Jurisprudence

Le devoir de vigilance
du banquier à l’épreuve
de l’explosion des fraudes

Créé le

20.03.2026

-

Mis à jour le

30.03.2026

La progression spectaculaire du nombre de fraudes aux moyens de paiement et des escroqueries fondées sur des méthodes très sophistiquées ont généré des défis opérationnels inédits pour les banques. C’est désormais à un risque de responsabilité qu’elles doivent faire face, au regard d’un contentieux massif.

Par plusieurs arrêts, dont un du 23 octobre 2024, la Cour de cassation avait en quelque sorte exhorté les banques à mettre fin au fléau d’un certain nombre de fraudes bancaires et en particulier du spoofing – la pratique de la fraude au faux conseiller bancaire –, en mettant à leur charge la réparation du préjudice subi par leurs clients, victimes de la fraude. Ainsi, la Cour de cassation avait pu retenir qu’aucune négligence grave ne pouvait être imputée au titulaire d’un compte qui, contacté téléphoniquement par une personne se faisant passer pour un préposé de sa banque, dont le numéro s’affichait comme tel sur son téléphone, avait procédé à la modification de ses bénéficiaires avant de procéder à un virement, y compris en utilisant le dispositif d’authentification forte.

Cette formule, très favorable aux clients, n’a pas manqué d’inciter les victimes de telles escroqueries à porter leur cause devant les juridictions du fond. Depuis près de deux ans, c’est donc une véritable saga jurisprudentielle qui suit son cours, précisant, modifiant et ajustant le cadre du devoir de vigilance au regard de phénomènes de fraude de plus en plus inventifs.

Opérations « autorisées »
ou non,
spoofing contre fraude au président

Historiquement, et de longue date, le devoir de vigilance du banquier s’étend, malgré son devoir de non-immixtion/ingérence dans les comptes de ses clients, à celui de bloquer la réalisation de l’opération présentant une anomalie « apparente ». Pour autant, la réforme du Code monétaire et financier (CMF) intervenue en 2021 devait permettre d’encadrer plus spécifiquement les obligations de la banque quant aux opérations dites « non autorisées ». C’est, du moins, la lecture qu’en a retenue la Cour de cassation ayant qualifié d’« exclusif » le régime de responsabilité prévu par le CMF. Les règles qu’il contient imposent, par exemple, au client d’informer, avant l’exécution de l’opération, son prestataire du caractère frauduleux de cette dernière.

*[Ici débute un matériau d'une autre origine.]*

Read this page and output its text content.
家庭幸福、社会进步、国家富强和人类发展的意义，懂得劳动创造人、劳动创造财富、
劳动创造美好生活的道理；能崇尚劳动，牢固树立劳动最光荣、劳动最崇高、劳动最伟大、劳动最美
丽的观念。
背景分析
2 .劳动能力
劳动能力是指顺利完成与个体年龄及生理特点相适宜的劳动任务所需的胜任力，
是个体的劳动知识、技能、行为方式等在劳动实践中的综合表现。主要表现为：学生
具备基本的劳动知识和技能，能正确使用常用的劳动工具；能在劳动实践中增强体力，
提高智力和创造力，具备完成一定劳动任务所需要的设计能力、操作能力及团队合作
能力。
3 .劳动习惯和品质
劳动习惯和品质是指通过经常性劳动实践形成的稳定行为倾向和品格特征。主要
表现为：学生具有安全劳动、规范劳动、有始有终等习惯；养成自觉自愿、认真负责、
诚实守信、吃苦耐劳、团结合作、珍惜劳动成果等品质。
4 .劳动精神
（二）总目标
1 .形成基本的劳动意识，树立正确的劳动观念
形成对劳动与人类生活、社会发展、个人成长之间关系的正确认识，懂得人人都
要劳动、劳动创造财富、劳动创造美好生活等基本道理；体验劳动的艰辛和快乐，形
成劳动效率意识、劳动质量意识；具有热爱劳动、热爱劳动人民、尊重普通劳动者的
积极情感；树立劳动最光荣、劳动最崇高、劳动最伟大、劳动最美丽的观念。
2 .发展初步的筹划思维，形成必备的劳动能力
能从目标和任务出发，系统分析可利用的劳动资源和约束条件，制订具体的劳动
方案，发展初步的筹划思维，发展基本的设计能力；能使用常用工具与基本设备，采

Pour autant, la jurisprudence a rappelé qu’un devoir de vigilance n’en demeurait pas moins peser sur le banquier en présence d’opérations « autorisées » – c’est-à-dire non remises en cause par la victime – mais anormales, eu égard à l’historique des virements, au montant de ces opérations ou encore à leur destinataire. De manière notable, on constate cependant que, bien que le régime du CMF, souvent invoqué en matière de spoofing, soit plus restrictif en matière de responsabilité de la banque, le nombre des condamnations sur ce fondement tend à dépasser celles fondées sur la responsabilité contractuelle du banquier.

Il faut y voir la rançon de la sophistication de la fraude au faux conseiller bancaire et la restriction de la notion de « négligence » du client, que même la présence d’un dispositif d’authentification forte en pareil cas ne semble pas caractériser (30 avril 2025).

Les banques ne peuvent pas tout

La solution diffère en matière de fraude au président, où la jurisprudence, malgré un fondement de la responsabilité plus large, semble plus réticente à accorder réparation. Ainsi, la Cour de cassation a-t-elle pu écarter la responsabilité de la banque dans un cas où la comptable d’une société avait été trompée par un e-mail frauduleux et avait réalisé plusieurs virements dont le montant restait cependant dans la limite des plafonds quotidiens autorisés et avait pour destination un compte détenu par une banque agréée d’un pays de l’UE qui « n’attirait pas spécialement l’attention en termes de sécurité ».

Tout récemment encore, le 4 mars 2026, la Cour de cassation a également tempéré sa jurisprudence en matière de spoofing, exigeant une véritable démonstration de la pression subie par le client pour démontrer l’absence de négligence grave. Une chose est sûre, après avoir souhaité protéger les victimes de fraude, la Cour de cassation tente désormais de rationnaliser ces recours massifs. En témoigne un dernier arrêt rejetant toute action fondée sur les obligations LCB-FT de la banque.